Citigroup estimates that the Sensex will be trading at around 13,700 by December but also adds a 10-20% upside to this number as they expect companies to report better earnings.
In a press conference, however, Citi also said that earnings growth may slow from 25% in the last few years to 15-20% in the next few years. The Sensex closed Wednesday at 12,529 points.
But, despite strong fundamentals for India, there are several situations in the US, China and Japan that could threaten the strength, the Citigroup analysts said. While they suggest these potential economic ripples need further analysis, they also conclude India will be relatively less impacted less.
Malkani says that opinions are divided about the extent of an economic slowdown in the US, but asserts that it is unlikely to be a problem for India. “The impact of a 1% reduction in US growth in the base case would have the smallest impact on [India’s] GDP growth, as compared to the region,” she says.
While 27 February marked the first time that China’s influence extended from the real economy to the global financial markets—starting a sell-off in most markets, China’s economy and markets should perform strongly barring major political mistakes, says Yiping Huang, Citigroup’s Asian regional economist. The main problem from a slow-down in China would be a pull-back from Indian iron-ore and alumina, whose exports to China have increased 12 times since 2000, according to Citi.
The Citi report was somewhat less optimistic about the impact of the yen appreciation on India.

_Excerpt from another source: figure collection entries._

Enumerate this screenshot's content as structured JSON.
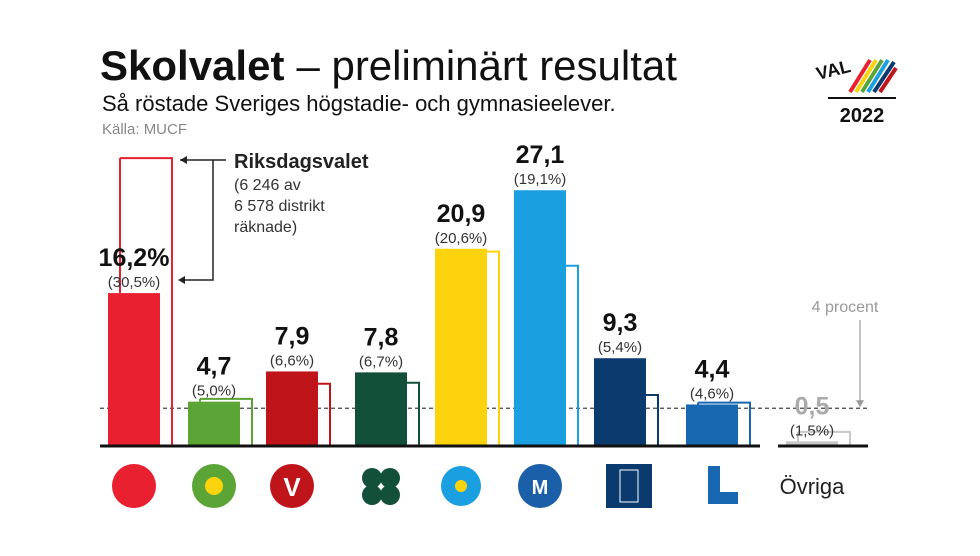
{
  "chart_data": {
    "type": "bar",
    "title": [
      "Skolvalet",
      "– preliminärt resultat"
    ],
    "subtitle": "Så röstade Sveriges högstadie- och gymnasieelever.",
    "source": "Källa: MUCF",
    "badge": [
      "VAL",
      "2022"
    ],
    "categories": [
      null,
      null,
      null,
      null,
      null,
      null,
      null,
      null,
      "Övriga"
    ],
    "series": [
      {
        "colors": [
          "#e8202f",
          "#5aa536",
          "#c0141b",
          "#12503a",
          "#fcd30c",
          "#1a9fe0",
          "#0a3a6e",
          "#1768b0",
          "#c8c8c8"
        ],
        "values": [
          16.2,
          4.7,
          7.9,
          7.8,
          20.9,
          27.1,
          9.3,
          4.4,
          0.5
        ],
        "value_labels": [
          "16,2%",
          "4,7",
          "7,9",
          "7,8",
          "20,9",
          "27,1",
          "9,3",
          "4,4",
          "0,5"
        ]
      },
      {
        "name": "Riksdagsvalet",
        "colors": [
          "#e8202f",
          "#5aa536",
          "#c0141b",
          "#12503a",
          "#fcd30c",
          "#1a9fe0",
          "#0a3a6e",
          "#1768b0",
          "#c8c8c8"
        ],
        "values": [
          30.5,
          5.0,
          6.6,
          6.7,
          20.6,
          19.1,
          5.4,
          4.6,
          1.5
        ],
        "value_labels": [
          "(30,5%)",
          "(5,0%)",
          "(6,6%)",
          "(6,7%)",
          "(20,6%)",
          "(19,1%)",
          "(5,4%)",
          "(4,6%)",
          "(1,5%)"
        ]
      }
    ],
    "riksdag_note": [
      "(6 246 av",
      "6 578 distrikt",
      "räknade)"
    ],
    "threshold": {
      "value": 4,
      "label": "4 procent"
    },
    "ylim": [
      0,
      32
    ]
  }
}
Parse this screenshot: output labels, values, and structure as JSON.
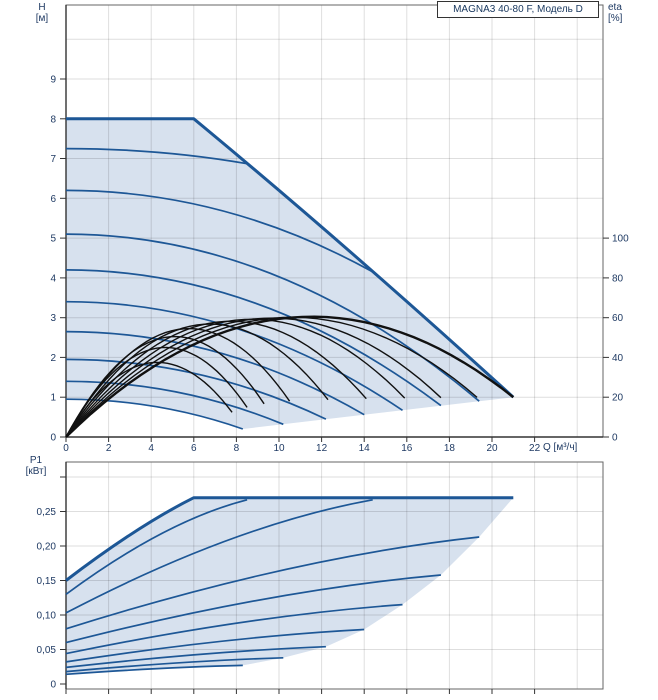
{
  "title": "MAGNA3 40-80 F, Модель D",
  "axes": {
    "h_symbol": "H",
    "h_unit": "[м]",
    "eta_symbol": "eta",
    "eta_unit": "[%]",
    "p1_symbol": "P1",
    "p1_unit": "[кВт]",
    "q_label": "Q [м³/ч]"
  },
  "colors": {
    "curve_blue": "#1d5796",
    "fill_blue": "#d7e1ee",
    "eta_black": "#111111",
    "grid": "rgba(0,0,0,0.13)",
    "frame": "#666666",
    "tick": "#333333",
    "text": "#1f3a63"
  },
  "chart_data": [
    {
      "type": "line",
      "id": "head-chart",
      "title": "MAGNA3 40-80 F, Модель D",
      "xlabel": "Q [м³/ч]",
      "ylabel": "H [м]",
      "y2label": "eta [%]",
      "xlim": [
        0,
        25.2
      ],
      "ylim": [
        0,
        10.85
      ],
      "y2lim": [
        0,
        110
      ],
      "grid": true,
      "q_ticks": [
        0,
        2,
        4,
        6,
        8,
        10,
        12,
        14,
        16,
        18,
        20,
        22
      ],
      "h_ticks": [
        0,
        1,
        2,
        3,
        4,
        5,
        6,
        7,
        8,
        9
      ],
      "eta_ticks": [
        0,
        20,
        40,
        60,
        80,
        100
      ],
      "envelope": {
        "h_max": 8,
        "flat_to_q": 6,
        "end_q": 21,
        "end_h": 1
      },
      "min_curve_end": {
        "q": 8.3,
        "h": 0.2
      },
      "speed_curves": [
        {
          "h0": 7.25,
          "qe": 8.5,
          "he": 6.87
        },
        {
          "h0": 6.2,
          "qe": 14.4,
          "he": 4.15
        },
        {
          "h0": 5.1,
          "qe": 19.4,
          "he": 0.9
        },
        {
          "h0": 4.2,
          "qe": 17.6,
          "he": 0.79
        },
        {
          "h0": 3.4,
          "qe": 15.8,
          "he": 0.67
        },
        {
          "h0": 2.65,
          "qe": 14.0,
          "he": 0.56
        },
        {
          "h0": 1.95,
          "qe": 12.2,
          "he": 0.45
        },
        {
          "h0": 1.4,
          "qe": 10.2,
          "he": 0.32
        },
        {
          "h0": 0.95,
          "qe": 8.3,
          "he": 0.2
        }
      ],
      "eta_curves": [
        {
          "peak": 60.5,
          "q_end": 21.0
        },
        {
          "peak": 60.2,
          "q_end": 19.3
        },
        {
          "peak": 59.8,
          "q_end": 17.6
        },
        {
          "peak": 59.2,
          "q_end": 15.9
        },
        {
          "peak": 58.2,
          "q_end": 14.1
        },
        {
          "peak": 56.8,
          "q_end": 12.3
        },
        {
          "peak": 54.5,
          "q_end": 10.5
        },
        {
          "peak": 50.5,
          "q_end": 9.3
        },
        {
          "peak": 45.0,
          "q_end": 8.5
        },
        {
          "peak": 37.5,
          "q_end": 7.8
        }
      ]
    },
    {
      "type": "line",
      "id": "power-chart",
      "ylabel": "P1 [кВт]",
      "ylim": [
        0,
        0.33
      ],
      "grid": true,
      "p_tick_values": [
        0,
        0.05,
        0.1,
        0.15,
        0.2,
        0.25,
        0.3
      ],
      "p_tick_labels": [
        "0",
        "0,05",
        "0,10",
        "0,15",
        "0,20",
        "0,25",
        ""
      ],
      "power_limit": {
        "p": 0.27,
        "p0": 0.15,
        "flat_from_q": 6,
        "flat_to_q": 21
      },
      "power_curves": [
        {
          "p0": 0.13,
          "qe": 8.5,
          "pe": 0.267
        },
        {
          "p0": 0.103,
          "qe": 14.4,
          "pe": 0.267
        },
        {
          "p0": 0.08,
          "qe": 19.4,
          "pe": 0.213
        },
        {
          "p0": 0.06,
          "qe": 17.6,
          "pe": 0.158
        },
        {
          "p0": 0.044,
          "qe": 15.8,
          "pe": 0.115
        },
        {
          "p0": 0.032,
          "qe": 14.0,
          "pe": 0.079
        },
        {
          "p0": 0.024,
          "qe": 12.2,
          "pe": 0.054
        },
        {
          "p0": 0.018,
          "qe": 10.2,
          "pe": 0.038
        },
        {
          "p0": 0.014,
          "qe": 8.3,
          "pe": 0.027
        }
      ]
    }
  ]
}
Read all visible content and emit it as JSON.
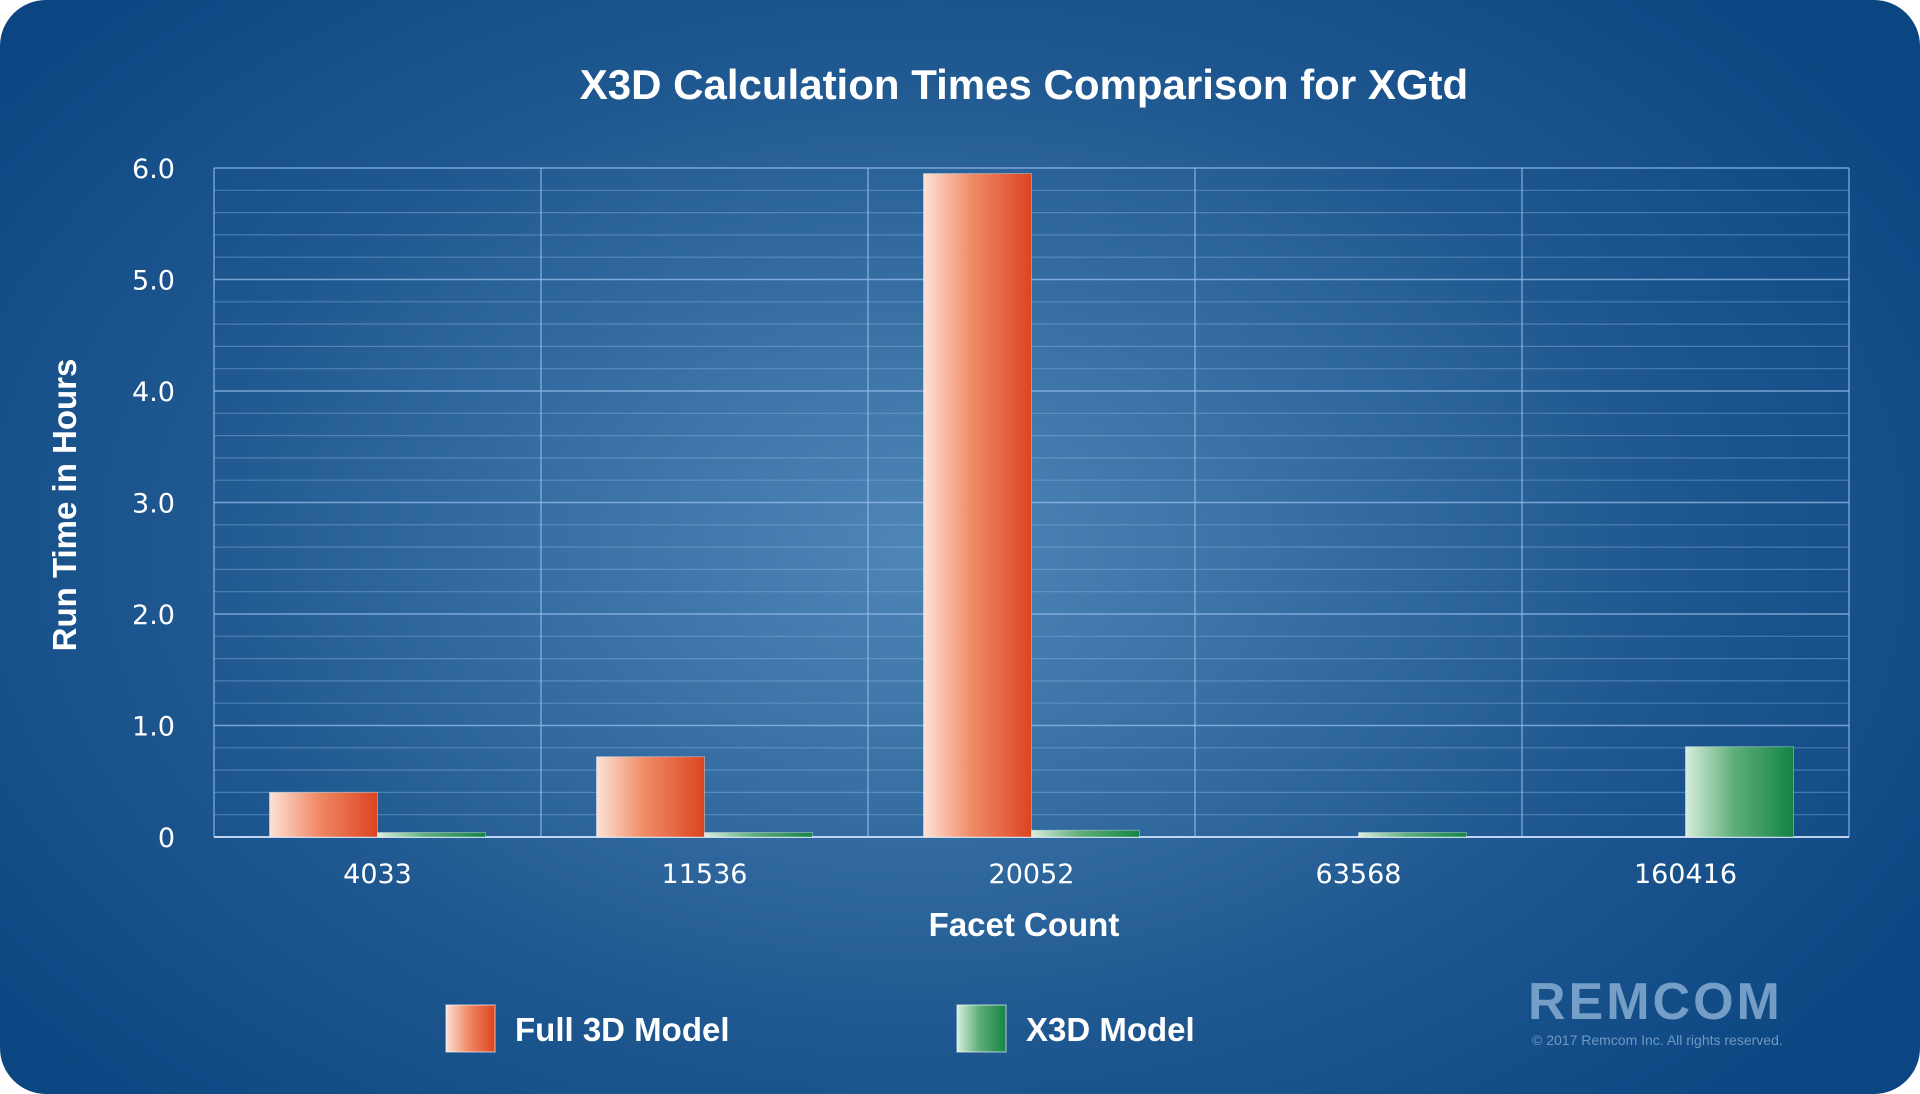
{
  "chart_data": {
    "type": "bar",
    "title": "X3D Calculation Times Comparison for XGtd",
    "xlabel": "Facet Count",
    "ylabel": "Run Time in Hours",
    "categories": [
      "4033",
      "11536",
      "20052",
      "63568",
      "160416"
    ],
    "series": [
      {
        "name": "Full 3D Model",
        "values": [
          0.4,
          0.72,
          5.95,
          0,
          0
        ]
      },
      {
        "name": "X3D Model",
        "values": [
          0.04,
          0.04,
          0.06,
          0.04,
          0.81
        ]
      }
    ],
    "ylim": [
      0,
      6.0
    ],
    "yticks": [
      "0",
      "1.0",
      "2.0",
      "3.0",
      "4.0",
      "5.0",
      "6.0"
    ],
    "minor_gridlines_per_major": 5,
    "grid": true,
    "legend_position": "bottom",
    "colors": {
      "full": "#e4502e",
      "x3d": "#1c8a4e"
    }
  },
  "branding": {
    "logo_text": "REMCOM",
    "copyright": "© 2017 Remcom Inc. All rights reserved."
  }
}
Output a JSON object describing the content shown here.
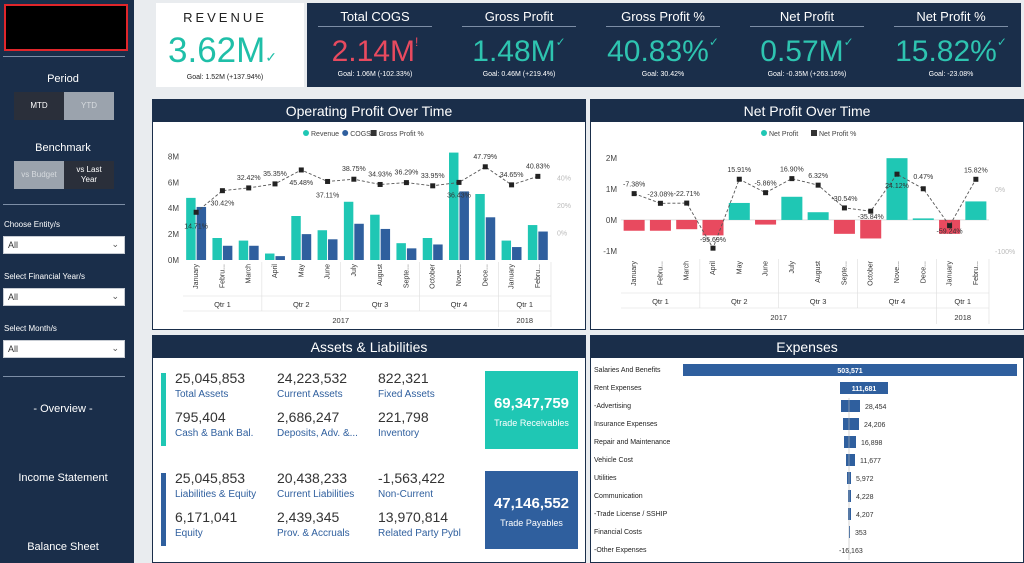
{
  "sidebar": {
    "period_title": "Period",
    "mtd": "MTD",
    "ytd": "YTD",
    "benchmark_title": "Benchmark",
    "vs_budget": "vs Budget",
    "vs_last_year": "vs Last Year",
    "entity_label": "Choose Entity/s",
    "entity_value": "All",
    "year_label": "Select Financial Year/s",
    "year_value": "All",
    "month_label": "Select Month/s",
    "month_value": "All",
    "nav_overview": "- Overview -",
    "nav_income": "Income Statement",
    "nav_balance": "Balance Sheet"
  },
  "kpis": {
    "revenue": {
      "title": "REVENUE",
      "value": "3.62M",
      "goal": "Goal: 1.52M (+137.94%)",
      "color": "#1fbfa8"
    },
    "items": [
      {
        "title": "Total COGS",
        "value": "2.14M",
        "goal": "Goal: 1.06M (-102.33%)",
        "color": "#e84a5f",
        "mark": "!"
      },
      {
        "title": "Gross Profit",
        "value": "1.48M",
        "goal": "Goal: 0.46M (+219.4%)",
        "color": "#2ec4b0",
        "mark": "✓"
      },
      {
        "title": "Gross Profit %",
        "value": "40.83%",
        "goal": "Goal: 30.42%",
        "color": "#2ec4b0",
        "mark": "✓"
      },
      {
        "title": "Net Profit",
        "value": "0.57M",
        "goal": "Goal: -0.35M (+263.16%)",
        "color": "#2ec4b0",
        "mark": "✓"
      },
      {
        "title": "Net Profit %",
        "value": "15.82%",
        "goal": "Goal: -23.08%",
        "color": "#2ec4b0",
        "mark": "✓"
      }
    ]
  },
  "panels": {
    "op_title": "Operating Profit Over Time",
    "np_title": "Net Profit Over Time",
    "al_title": "Assets & Liabilities",
    "exp_title": "Expenses"
  },
  "chart_data": [
    {
      "type": "bar",
      "title": "Operating Profit Over Time",
      "legend": [
        "Revenue",
        "COGS",
        "Gross Profit %"
      ],
      "legend_position": "top",
      "colors": {
        "Revenue": "#1fc7b4",
        "COGS": "#2f5f9e",
        "Gross Profit %": "#333333"
      },
      "categories": [
        "January",
        "Febru...",
        "March",
        "April",
        "May",
        "June",
        "July",
        "August",
        "Septe...",
        "October",
        "Nove...",
        "Dece...",
        "January",
        "Febru..."
      ],
      "quarters": [
        {
          "label": "Qtr 1",
          "span": 3
        },
        {
          "label": "Qtr 2",
          "span": 3
        },
        {
          "label": "Qtr 3",
          "span": 3
        },
        {
          "label": "Qtr 4",
          "span": 3
        },
        {
          "label": "Qtr 1",
          "span": 2
        }
      ],
      "years": [
        {
          "label": "2017",
          "span": 12
        },
        {
          "label": "2018",
          "span": 2
        }
      ],
      "series": [
        {
          "name": "Revenue",
          "values": [
            4.8,
            1.7,
            1.5,
            0.5,
            3.4,
            2.3,
            4.5,
            3.5,
            1.3,
            1.7,
            8.3,
            5.1,
            1.5,
            2.7
          ]
        },
        {
          "name": "COGS",
          "values": [
            4.1,
            1.1,
            1.1,
            0.3,
            2.0,
            1.6,
            2.8,
            2.4,
            0.9,
            1.2,
            5.3,
            3.3,
            1.0,
            2.2
          ]
        },
        {
          "name": "Gross Profit %",
          "values": [
            14.71,
            30.42,
            32.42,
            35.35,
            45.48,
            37.11,
            38.75,
            34.93,
            36.29,
            33.95,
            36.43,
            47.79,
            34.65,
            40.83
          ]
        }
      ],
      "y_ticks": [
        "0M",
        "2M",
        "4M",
        "6M",
        "8M"
      ],
      "ylim": [
        0,
        8.5
      ],
      "y2_ticks": [
        "0%",
        "20%",
        "40%"
      ],
      "y2lim": [
        -20,
        60
      ],
      "point_labels": [
        "14.71%",
        "30.42%",
        "32.42%",
        "35.35%",
        "45.48%",
        "37.11%",
        "38.75%",
        "34.93%",
        "36.29%",
        "33.95%",
        "36.43%",
        "47.79%",
        "34.65%",
        "40.83%"
      ]
    },
    {
      "type": "bar",
      "title": "Net Profit Over Time",
      "legend": [
        "Net Profit",
        "Net Profit %"
      ],
      "legend_position": "top",
      "colors": {
        "positive": "#1fc7b4",
        "negative": "#e84a5f",
        "Net Profit %": "#333333"
      },
      "categories": [
        "January",
        "Febru...",
        "March",
        "April",
        "May",
        "June",
        "July",
        "August",
        "Septe...",
        "October",
        "Nove...",
        "Dece...",
        "January",
        "Febru..."
      ],
      "quarters": [
        {
          "label": "Qtr 1",
          "span": 3
        },
        {
          "label": "Qtr 2",
          "span": 3
        },
        {
          "label": "Qtr 3",
          "span": 3
        },
        {
          "label": "Qtr 4",
          "span": 3
        },
        {
          "label": "Qtr 1",
          "span": 2
        }
      ],
      "years": [
        {
          "label": "2017",
          "span": 12
        },
        {
          "label": "2018",
          "span": 2
        }
      ],
      "series": [
        {
          "name": "Net Profit",
          "values": [
            -0.35,
            -0.35,
            -0.3,
            -0.5,
            0.55,
            -0.15,
            0.75,
            0.25,
            -0.45,
            -0.6,
            2.0,
            0.05,
            -0.45,
            0.6
          ]
        },
        {
          "name": "Net Profit %",
          "values": [
            -7.38,
            -23.08,
            -22.71,
            -95.69,
            15.91,
            -5.86,
            16.9,
            6.32,
            -30.54,
            -35.84,
            24.12,
            0.47,
            -59.24,
            15.82
          ]
        }
      ],
      "y_ticks": [
        "-1M",
        "0M",
        "1M",
        "2M"
      ],
      "ylim": [
        -1.2,
        2.2
      ],
      "y2_ticks": [
        "-100%",
        "0%"
      ],
      "y2lim": [
        -110,
        60
      ],
      "point_labels": [
        "-7.38%",
        "-23.08%",
        "-22.71%",
        "-95.69%",
        "15.91%",
        "-5.86%",
        "16.90%",
        "6.32%",
        "-30.54%",
        "-35.84%",
        "24.12%",
        "0.47%",
        "-59.24%",
        "15.82%"
      ]
    },
    {
      "type": "bar",
      "title": "Expenses",
      "orientation": "horizontal",
      "color": "#2f5f9e",
      "categories": [
        "Salaries And Benefits",
        "Rent Expenses",
        "-Advertising",
        "Insurance Expenses",
        "Repair and Maintenance",
        "Vehicle Cost",
        "Utilities",
        "Communication",
        "-Trade License / SSHIP",
        "Financial Costs",
        "-Other Expenses"
      ],
      "values": [
        503571,
        111681,
        28454,
        24206,
        16898,
        11677,
        5972,
        4228,
        4207,
        353,
        -16163
      ],
      "labels": [
        "503,571",
        "111,681",
        "28,454",
        "24,206",
        "16,898",
        "11,677",
        "5,972",
        "4,228",
        "4,207",
        "353",
        "-16,163"
      ]
    }
  ],
  "assets_liabilities": {
    "assets": [
      {
        "value": "25,045,853",
        "label": "Total Assets"
      },
      {
        "value": "24,223,532",
        "label": "Current Assets"
      },
      {
        "value": "822,321",
        "label": "Fixed Assets"
      },
      {
        "value": "795,404",
        "label": "Cash & Bank Bal."
      },
      {
        "value": "2,686,247",
        "label": "Deposits, Adv. &..."
      },
      {
        "value": "221,798",
        "label": "Inventory"
      }
    ],
    "liabilities": [
      {
        "value": "25,045,853",
        "label": "Liabilities & Equity"
      },
      {
        "value": "20,438,233",
        "label": "Current Liabilities"
      },
      {
        "value": "-1,563,422",
        "label": "Non-Current"
      },
      {
        "value": "6,171,041",
        "label": "Equity"
      },
      {
        "value": "2,439,345",
        "label": "Prov. & Accruals"
      },
      {
        "value": "13,970,814",
        "label": "Related Party Pybl"
      }
    ],
    "receivables": {
      "value": "69,347,759",
      "label": "Trade Receivables",
      "color": "#1fc7b4"
    },
    "payables": {
      "value": "47,146,552",
      "label": "Trade Payables",
      "color": "#2f5f9e"
    }
  }
}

“Besides the impact of the leveraged investors offloading high-yielding assets, which would then impact the stock market and INR, Indian corporates could also potentially lose if the yen appreciates significantly,” Malkani says. “The reason being the Indian corporate sector has also been a party to the carry-trade game.”
Citi hosted some 300 investors in a closed-door conference here a range of issues including infrastructure bottlenecks, talent shortage, bank capacity and inflation.